LuHi is known for its highly successful boys and girls basketball programs. The boys team has won eight New York State Federation Championships, while the girls team has won four Federation titles. In March 2011, the boys team won the Class A NYS Federation Championship and the girls team won the Class B NYS Federation Championship, making LuHi only the second school in the history of the tournament to win both the boys and girls titles in the same year (Christ the King Regional High School won both in 2010). A table listing the NYS Federation Championships won by the boys and girls basketball teams is provided below.
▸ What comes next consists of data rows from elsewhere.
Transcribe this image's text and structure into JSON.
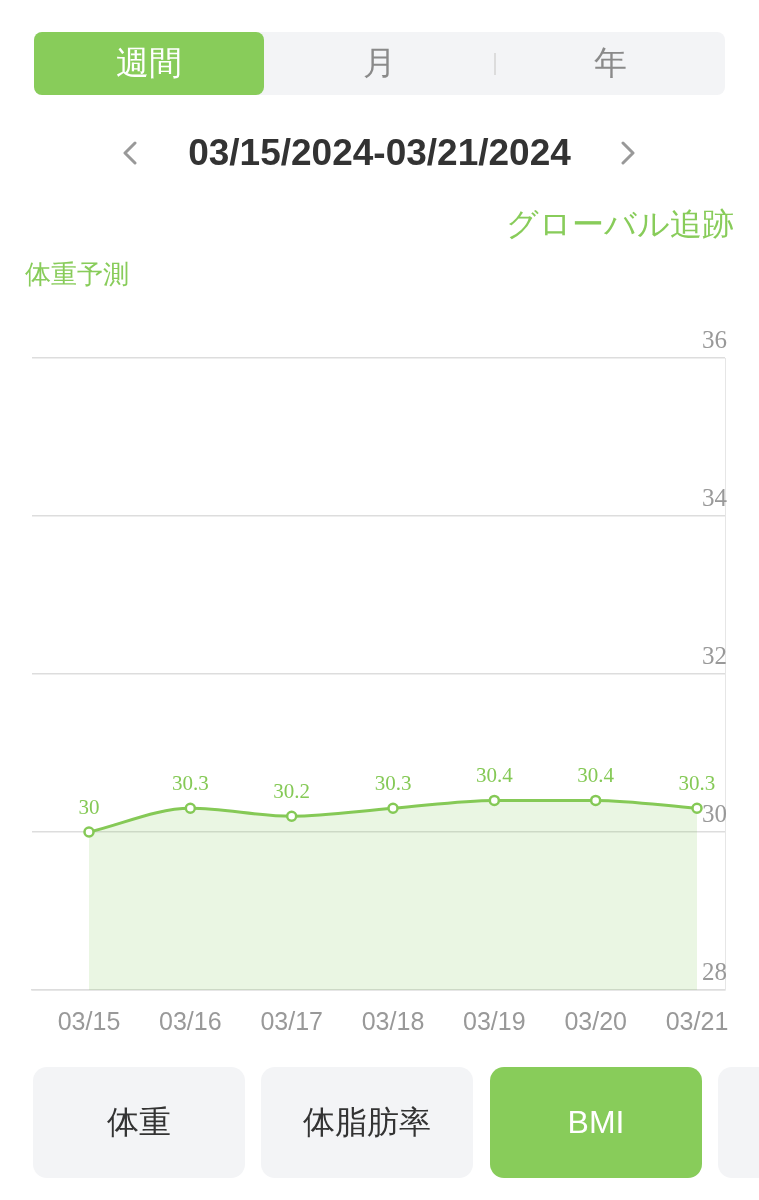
{
  "chart_data": {
    "type": "area",
    "title": "03/15/2024-03/21/2024",
    "annotations": [
      "週間",
      "月",
      "年",
      "グローバル追跡",
      "体重予測",
      "体重",
      "体脂肪率",
      "BMI"
    ],
    "categories": [
      "03/15",
      "03/16",
      "03/17",
      "03/18",
      "03/19",
      "03/20",
      "03/21"
    ],
    "values": [
      30,
      30.3,
      30.2,
      30.3,
      30.4,
      30.4,
      30.3
    ],
    "color": "#85c956",
    "ylim": [
      28,
      36
    ],
    "yticks": [
      28,
      30,
      32,
      34,
      36
    ],
    "grid": "y",
    "marker": "circle",
    "data_labels": true
  }
}
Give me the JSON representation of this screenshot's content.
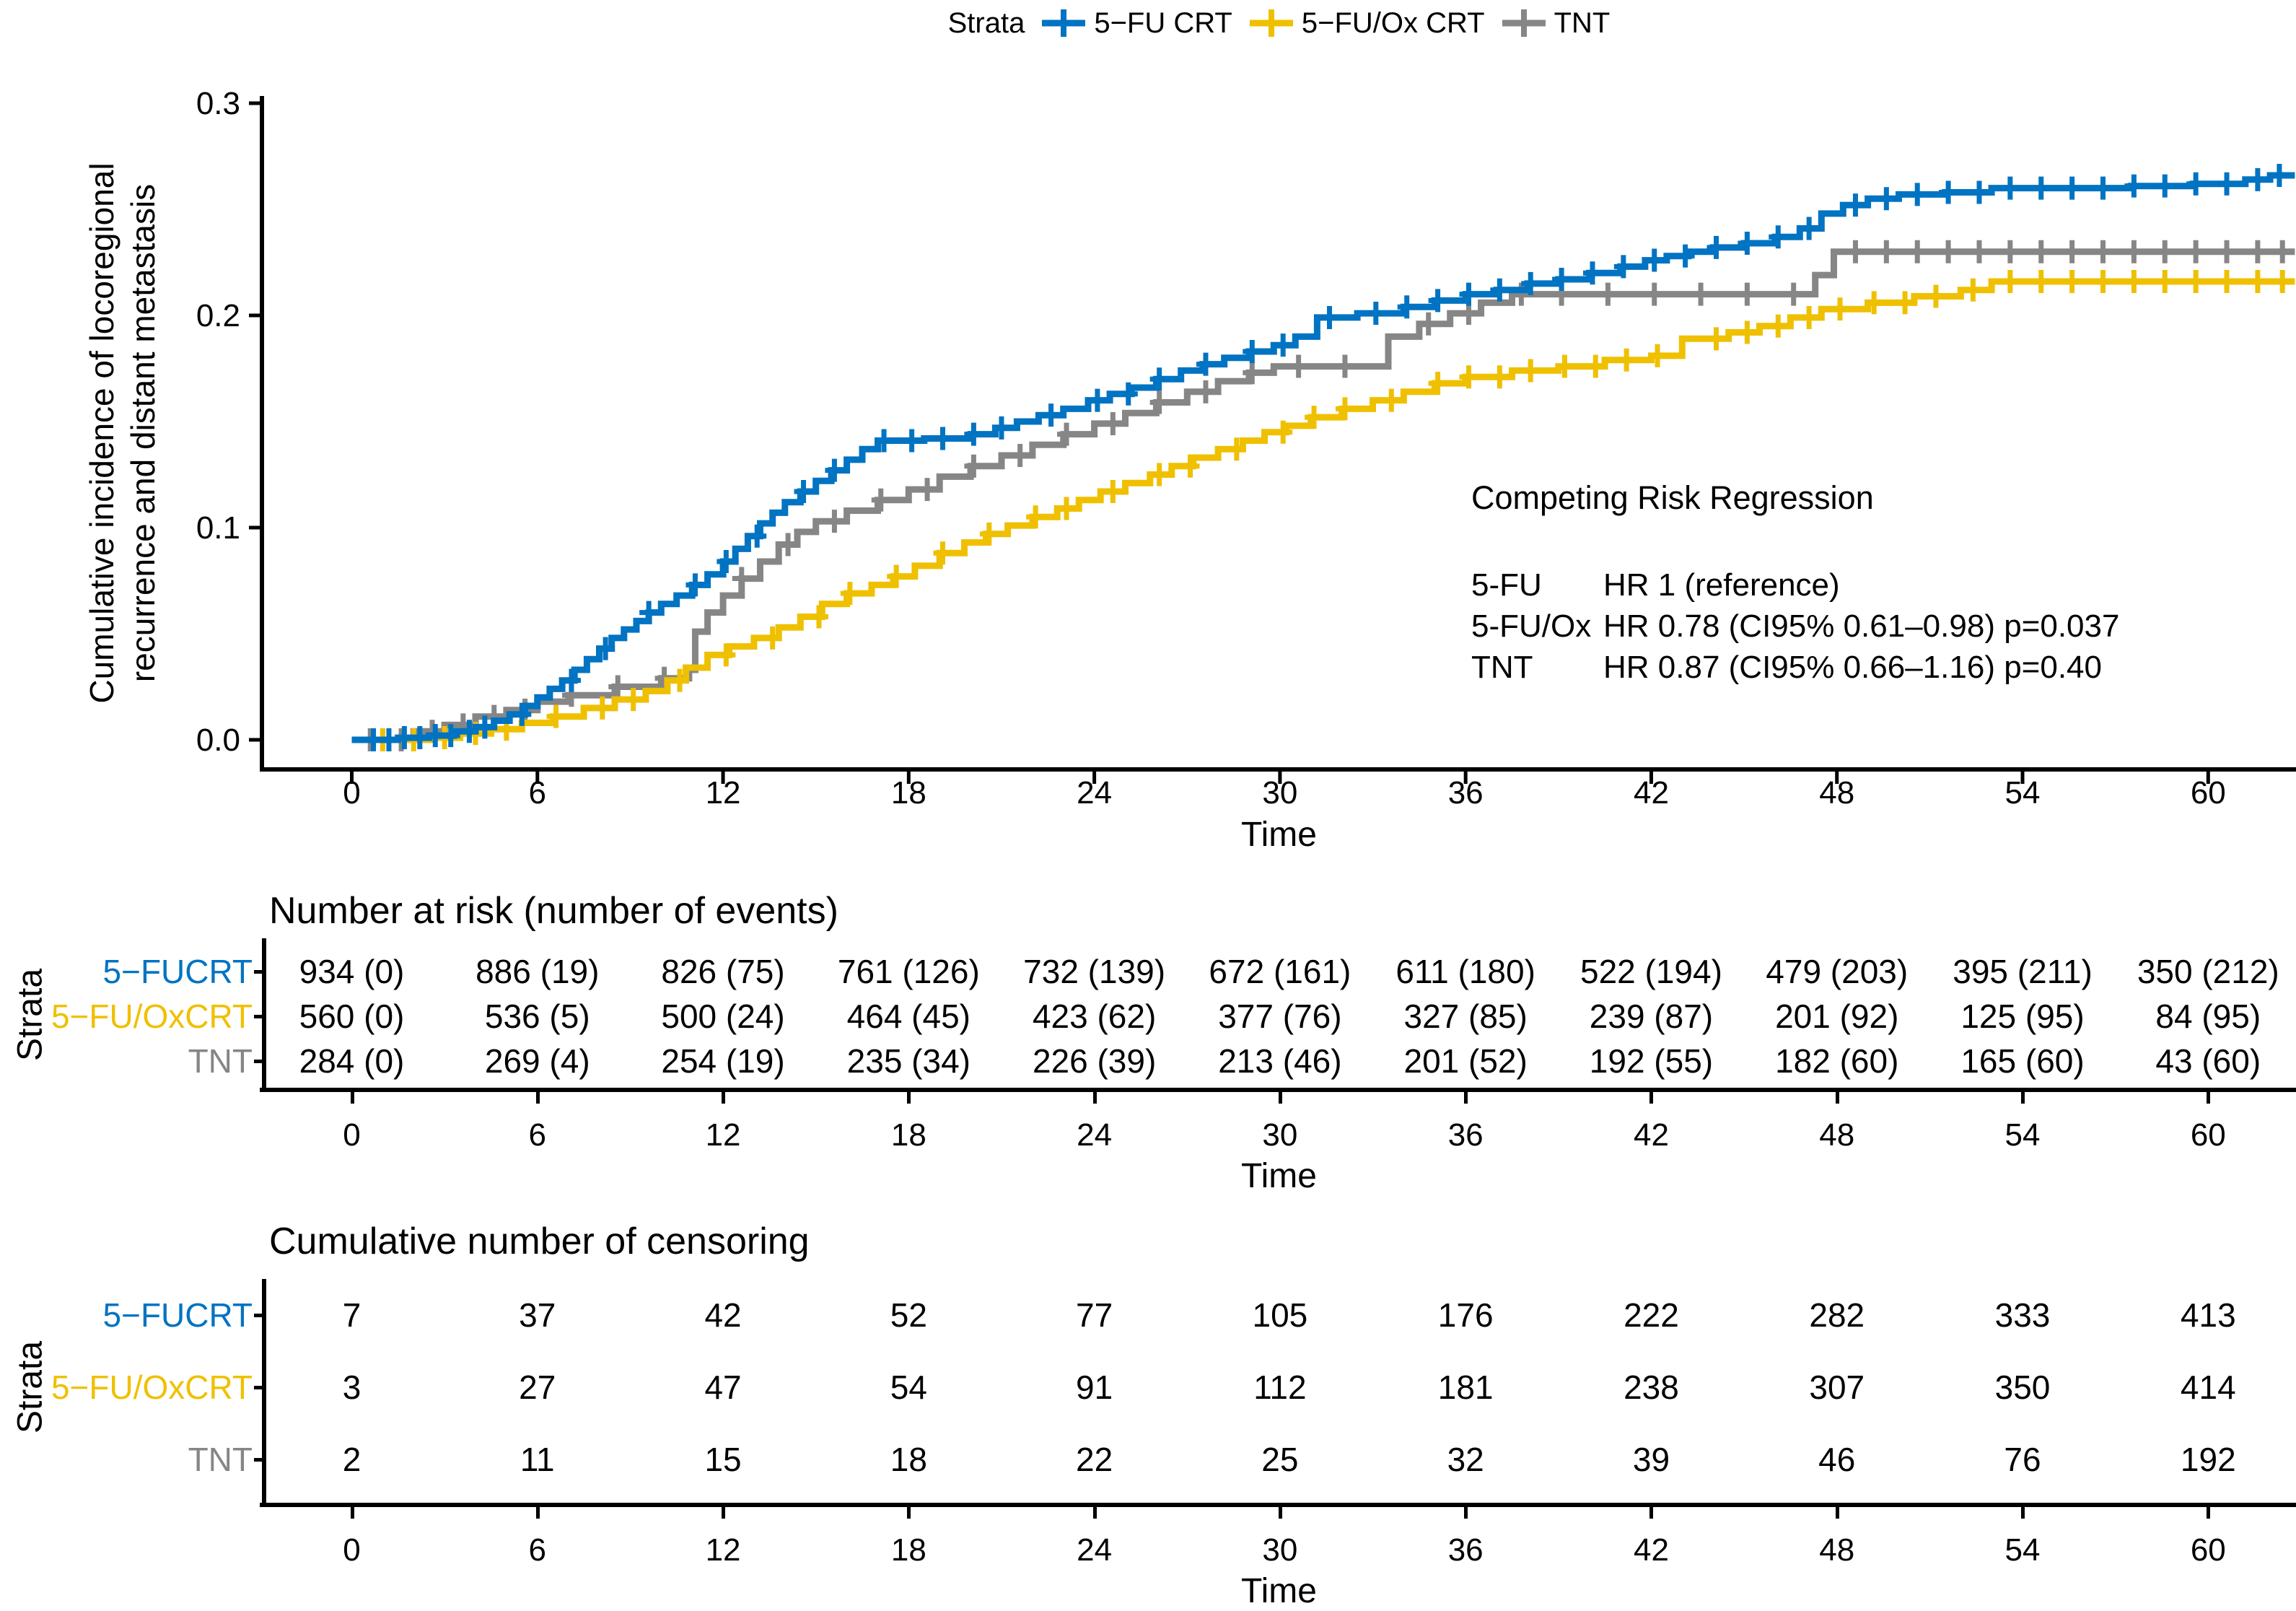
{
  "colors": {
    "fu": "#0073C2",
    "fuox": "#EFC000",
    "tnt": "#868686",
    "axis": "#000000"
  },
  "legend": {
    "title": "Strata",
    "items": [
      {
        "label": "5−FU CRT",
        "color": "#0073C2"
      },
      {
        "label": "5−FU/Ox CRT",
        "color": "#EFC000"
      },
      {
        "label": "TNT",
        "color": "#868686"
      }
    ]
  },
  "chart_data": {
    "type": "line",
    "subtype": "step-cumulative-incidence",
    "title": "",
    "xlabel": "Time",
    "ylabel_lines": [
      "Cumulative incidence of locoregional",
      "recurrence and distant metastasis"
    ],
    "xticks": [
      0,
      6,
      12,
      18,
      24,
      30,
      36,
      42,
      48,
      54,
      60
    ],
    "ytick_labels": [
      "0.0",
      "0.1",
      "0.2",
      "0.3"
    ],
    "ytick_values": [
      0,
      0.1,
      0.2,
      0.3
    ],
    "xlim": [
      -2.9,
      62.8
    ],
    "ylim": [
      0,
      0.3
    ],
    "grid": false,
    "legend_position": "top",
    "series": [
      {
        "name": "TNT",
        "color": "#868686",
        "steps": [
          [
            0,
            0
          ],
          [
            2,
            0.004
          ],
          [
            3,
            0.007
          ],
          [
            4,
            0.011
          ],
          [
            5,
            0.014
          ],
          [
            6,
            0.018
          ],
          [
            7,
            0.021
          ],
          [
            8.5,
            0.025
          ],
          [
            10,
            0.029
          ],
          [
            10.9,
            0.033
          ],
          [
            11.1,
            0.051
          ],
          [
            11.5,
            0.06
          ],
          [
            12,
            0.068
          ],
          [
            12.6,
            0.076
          ],
          [
            13.2,
            0.084
          ],
          [
            13.8,
            0.092
          ],
          [
            14.4,
            0.098
          ],
          [
            15,
            0.103
          ],
          [
            16,
            0.108
          ],
          [
            17,
            0.113
          ],
          [
            18,
            0.118
          ],
          [
            19,
            0.124
          ],
          [
            20,
            0.129
          ],
          [
            21,
            0.134
          ],
          [
            22,
            0.139
          ],
          [
            23,
            0.144
          ],
          [
            24,
            0.149
          ],
          [
            25,
            0.154
          ],
          [
            26,
            0.159
          ],
          [
            27,
            0.164
          ],
          [
            28,
            0.169
          ],
          [
            29,
            0.173
          ],
          [
            29.8,
            0.176
          ],
          [
            33.5,
            0.19
          ],
          [
            34.5,
            0.196
          ],
          [
            35.5,
            0.201
          ],
          [
            36.5,
            0.206
          ],
          [
            37.5,
            0.21
          ],
          [
            47.3,
            0.219
          ],
          [
            47.9,
            0.23
          ]
        ],
        "censors": [
          0.6,
          1.6,
          2.6,
          3.6,
          4.6,
          5.6,
          7.1,
          8.6,
          10.1,
          12.6,
          14.1,
          15.6,
          17.1,
          18.6,
          20.1,
          21.6,
          23.1,
          24.6,
          26.1,
          27.6,
          29.1,
          30.6,
          32.1,
          34.8,
          36.1,
          37.8,
          39.1,
          40.6,
          42.1,
          43.6,
          45.1,
          46.6,
          48.6,
          49.6,
          50.6,
          51.6,
          52.6,
          53.6,
          54.6,
          55.6,
          56.6,
          57.6,
          58.6,
          59.6,
          60.6,
          61.6,
          62.4
        ]
      },
      {
        "name": "5−FU/Ox CRT",
        "color": "#EFC000",
        "steps": [
          [
            0,
            0
          ],
          [
            2.5,
            0.001
          ],
          [
            3.5,
            0.003
          ],
          [
            4.5,
            0.005
          ],
          [
            5.5,
            0.008
          ],
          [
            6.5,
            0.011
          ],
          [
            7.5,
            0.015
          ],
          [
            8.5,
            0.019
          ],
          [
            9.5,
            0.023
          ],
          [
            10.2,
            0.028
          ],
          [
            10.8,
            0.034
          ],
          [
            11.5,
            0.04
          ],
          [
            12.2,
            0.044
          ],
          [
            13,
            0.048
          ],
          [
            13.8,
            0.053
          ],
          [
            14.5,
            0.058
          ],
          [
            15.2,
            0.064
          ],
          [
            16,
            0.069
          ],
          [
            16.8,
            0.073
          ],
          [
            17.5,
            0.077
          ],
          [
            18.2,
            0.082
          ],
          [
            19,
            0.088
          ],
          [
            19.8,
            0.093
          ],
          [
            20.5,
            0.097
          ],
          [
            21.2,
            0.101
          ],
          [
            22,
            0.105
          ],
          [
            22.8,
            0.109
          ],
          [
            23.5,
            0.113
          ],
          [
            24.2,
            0.117
          ],
          [
            25,
            0.121
          ],
          [
            25.8,
            0.125
          ],
          [
            26.5,
            0.129
          ],
          [
            27.2,
            0.133
          ],
          [
            28,
            0.137
          ],
          [
            28.8,
            0.141
          ],
          [
            29.5,
            0.145
          ],
          [
            30.2,
            0.148
          ],
          [
            31,
            0.152
          ],
          [
            32,
            0.156
          ],
          [
            33,
            0.16
          ],
          [
            34,
            0.164
          ],
          [
            35,
            0.168
          ],
          [
            36,
            0.171
          ],
          [
            37.5,
            0.174
          ],
          [
            39,
            0.176
          ],
          [
            40.5,
            0.179
          ],
          [
            42,
            0.181
          ],
          [
            43,
            0.189
          ],
          [
            44.5,
            0.192
          ],
          [
            45.5,
            0.195
          ],
          [
            46.5,
            0.199
          ],
          [
            47.5,
            0.203
          ],
          [
            49,
            0.206
          ],
          [
            50.5,
            0.209
          ],
          [
            52,
            0.212
          ],
          [
            53,
            0.216
          ]
        ],
        "censors": [
          1,
          2,
          3,
          4,
          5,
          6.6,
          8.1,
          9.1,
          10.6,
          12.1,
          13.6,
          15.1,
          16.1,
          17.6,
          19.1,
          20.6,
          22.1,
          23.1,
          24.6,
          26.1,
          27.1,
          28.6,
          30.1,
          31.1,
          32.1,
          33.6,
          35.1,
          36.1,
          37.1,
          38.1,
          39.2,
          40.2,
          41.2,
          42.2,
          44.1,
          45.1,
          46.1,
          47.1,
          48.1,
          49.2,
          50.2,
          51.2,
          52.4,
          53.6,
          54.6,
          55.6,
          56.6,
          57.6,
          58.6,
          59.6,
          60.6,
          61.6,
          62.4
        ]
      },
      {
        "name": "5−FU CRT",
        "color": "#0073C2",
        "steps": [
          [
            0,
            0
          ],
          [
            1.5,
            0.001
          ],
          [
            2.5,
            0.002
          ],
          [
            3.3,
            0.004
          ],
          [
            4,
            0.006
          ],
          [
            4.6,
            0.009
          ],
          [
            5.1,
            0.012
          ],
          [
            5.6,
            0.016
          ],
          [
            6,
            0.02
          ],
          [
            6.4,
            0.024
          ],
          [
            6.8,
            0.028
          ],
          [
            7.2,
            0.033
          ],
          [
            7.6,
            0.038
          ],
          [
            8,
            0.043
          ],
          [
            8.4,
            0.048
          ],
          [
            8.8,
            0.052
          ],
          [
            9.2,
            0.056
          ],
          [
            9.6,
            0.06
          ],
          [
            10,
            0.064
          ],
          [
            10.5,
            0.068
          ],
          [
            11,
            0.073
          ],
          [
            11.5,
            0.078
          ],
          [
            12,
            0.084
          ],
          [
            12.4,
            0.09
          ],
          [
            12.8,
            0.096
          ],
          [
            13.2,
            0.102
          ],
          [
            13.6,
            0.107
          ],
          [
            14,
            0.112
          ],
          [
            14.5,
            0.117
          ],
          [
            15,
            0.122
          ],
          [
            15.5,
            0.127
          ],
          [
            16,
            0.132
          ],
          [
            16.5,
            0.137
          ],
          [
            17,
            0.141
          ],
          [
            18.5,
            0.142
          ],
          [
            20,
            0.144
          ],
          [
            20.8,
            0.147
          ],
          [
            21.5,
            0.15
          ],
          [
            22.2,
            0.153
          ],
          [
            23,
            0.156
          ],
          [
            23.8,
            0.16
          ],
          [
            24.5,
            0.163
          ],
          [
            25.2,
            0.166
          ],
          [
            26,
            0.17
          ],
          [
            26.8,
            0.174
          ],
          [
            27.5,
            0.177
          ],
          [
            28.2,
            0.18
          ],
          [
            29,
            0.183
          ],
          [
            29.8,
            0.186
          ],
          [
            30.5,
            0.19
          ],
          [
            31.2,
            0.199
          ],
          [
            32.5,
            0.201
          ],
          [
            34,
            0.204
          ],
          [
            35,
            0.207
          ],
          [
            36,
            0.21
          ],
          [
            37,
            0.212
          ],
          [
            38,
            0.215
          ],
          [
            39,
            0.217
          ],
          [
            40,
            0.22
          ],
          [
            41,
            0.223
          ],
          [
            41.8,
            0.226
          ],
          [
            42.5,
            0.228
          ],
          [
            43.2,
            0.23
          ],
          [
            44,
            0.232
          ],
          [
            45,
            0.234
          ],
          [
            46,
            0.237
          ],
          [
            46.8,
            0.241
          ],
          [
            47.5,
            0.248
          ],
          [
            48.2,
            0.252
          ],
          [
            49,
            0.255
          ],
          [
            50,
            0.257
          ],
          [
            51.5,
            0.258
          ],
          [
            53,
            0.26
          ],
          [
            57.5,
            0.261
          ],
          [
            59.5,
            0.262
          ],
          [
            61.2,
            0.264
          ],
          [
            62,
            0.266
          ]
        ],
        "censors": [
          0.7,
          1.2,
          1.7,
          2.2,
          2.7,
          3.2,
          3.8,
          4.3,
          5.5,
          7.1,
          8.2,
          9.6,
          11.1,
          12.1,
          13.1,
          14.6,
          15.6,
          17.2,
          18.1,
          19.1,
          20.1,
          21,
          22.6,
          24.1,
          25.1,
          26.1,
          27.6,
          29.1,
          30.1,
          31.6,
          33.1,
          34.1,
          35.1,
          36.1,
          37.1,
          38.1,
          39.1,
          40.1,
          41.1,
          42.1,
          43.1,
          44.1,
          45.1,
          46.1,
          47.1,
          48.6,
          49.6,
          50.6,
          51.6,
          52.6,
          53.6,
          54.6,
          55.6,
          56.6,
          57.6,
          58.6,
          59.6,
          60.6,
          61.6,
          62.3
        ]
      }
    ],
    "annotation": {
      "title": "Competing Risk Regression",
      "rows": [
        [
          "5-FU",
          "HR 1 (reference)"
        ],
        [
          "5-FU/Ox",
          "HR 0.78 (CI95% 0.61–0.98) p=0.037"
        ],
        [
          "TNT",
          "HR 0.87 (CI95% 0.66–1.16) p=0.40"
        ]
      ]
    }
  },
  "risk_table": {
    "title": "Number at risk (number of events)",
    "axis_label": "Strata",
    "xlabel": "Time",
    "columns": [
      0,
      6,
      12,
      18,
      24,
      30,
      36,
      42,
      48,
      54,
      60
    ],
    "rows": [
      {
        "label": "5−FUCRT",
        "color": "#0073C2",
        "values": [
          "934 (0)",
          "886 (19)",
          "826 (75)",
          "761 (126)",
          "732 (139)",
          "672 (161)",
          "611 (180)",
          "522 (194)",
          "479 (203)",
          "395 (211)",
          "350 (212)"
        ]
      },
      {
        "label": "5−FU/OxCRT",
        "color": "#EFC000",
        "values": [
          "560 (0)",
          "536 (5)",
          "500 (24)",
          "464 (45)",
          "423 (62)",
          "377 (76)",
          "327 (85)",
          "239 (87)",
          "201 (92)",
          "125 (95)",
          "84 (95)"
        ]
      },
      {
        "label": "TNT",
        "color": "#868686",
        "values": [
          "284 (0)",
          "269 (4)",
          "254 (19)",
          "235 (34)",
          "226 (39)",
          "213 (46)",
          "201 (52)",
          "192 (55)",
          "182 (60)",
          "165 (60)",
          "43 (60)"
        ]
      }
    ]
  },
  "censor_table": {
    "title": "Cumulative number of censoring",
    "axis_label": "Strata",
    "xlabel": "Time",
    "columns": [
      0,
      6,
      12,
      18,
      24,
      30,
      36,
      42,
      48,
      54,
      60
    ],
    "rows": [
      {
        "label": "5−FUCRT",
        "color": "#0073C2",
        "values": [
          "7",
          "37",
          "42",
          "52",
          "77",
          "105",
          "176",
          "222",
          "282",
          "333",
          "413"
        ]
      },
      {
        "label": "5−FU/OxCRT",
        "color": "#EFC000",
        "values": [
          "3",
          "27",
          "47",
          "54",
          "91",
          "112",
          "181",
          "238",
          "307",
          "350",
          "414"
        ]
      },
      {
        "label": "TNT",
        "color": "#868686",
        "values": [
          "2",
          "11",
          "15",
          "18",
          "22",
          "25",
          "32",
          "39",
          "46",
          "76",
          "192"
        ]
      }
    ]
  }
}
New York State Federation Basketball Championships
| Sport | Number of Championships | Years won |
|---|---|---|
| Boys Basketball | 8 | 1981, 1982, 1994, 1997, 2009, 2011, 2012, 2019 |
| Girls Basketball | 4 | 2011, 2013, 2014, 2015 |

==Summer programs==

In addition to its scholastic activities, LuHi hosts a Summer Program during the summer months. LuHi Summer Programs offer a wide variety of programs throughout four 2-week sessions including sports schools, arts & education programs, and all-around programs, which allow campers to participate in a wide range of recreational activities.

==Notable alumni==
- Bill Chamberlain (1968), former professional basketball player for the Phoenix Suns, the Memphis Tams, the Kentucky Colonels, and the University of North Carolina
- Reggie Carter (1975), former professional basketball player for the New York Knicks and St. John's University
- Wayne McKoy (1977), former professional basketball player in Spain and for the St. John's Redmen
- Bill Wennington (1981), former professional basketball player for the Chicago Bulls, among other NBA teams, and St. John's University; 3-time NBA Champion (1996, 1997, 1998) with the Bulls; color commentator for Chicago Bulls radio broadcasts on ESPN Radio 1000
- Jipsta (1992), (attended from 1987–1989), a Top 5 Billboard recording artist; who had six consecutive Top 10 appearances on the Dance Club Songs chart published by Billboard
- Tom Kelly (1994), Stand Up Comedian; known for work as warm up comedian for ABC's The View, Good Morning America, $100,000 Pyramid. Also known for his unique takes on Long Island Culture and the Tom Kelly Show podcast.
- Vassil Evtimov (1996), former professional basketball player
- Drew Nicholas (1999), former professional basketball player for the University of Maryland; 2002 NCAA National Champion with Maryland; 2-time Euroleague Champion (2009, 2011) with Panathinaikos; 2005–06 Alphonso Ford Trophy winner as the Euroleague top scorer
- Shamar Stephen (2009), former professional American football player for the Minnesota Vikings; seventh round draft pick (220th overall) of the Minnesota Vikings in the 2014 NFL Draft; former defensive tackle for the University of Connecticut
- Kentan Facey (2013), basketball player who plays professionally in France
- Devonte Green (2016), basketball player who plays professionally in Sweden
- Sarah Mortensen (2016), basketball player who played overseas
- Jordan Walker (2017 - transferred), basketball player who plays professionally in Greece
- Messiah Swinson (2018), NFL tight-end
- André Curbelo (2019), basketball player for the Southern Miss Golden Eagles. Also plays nationally for Puerto Rico
- Zed Key (2020), basketball player or the Dayton Flyers
- Ryan Dunn (2021), basketball player for the Phoenix Suns
- V. J. Edgecombe (2024), basketball player for the Philadelphia 76ers
- Kate Koval (2024), college basketball player
- Syla Swords (2024), basketball player for the Michigan Wolverines, represented Canada at the 2024 Summer Olympics
- Kiyan Anthony (2025), basketball player for the Syracuse Orange, son of Carmelo Anthony.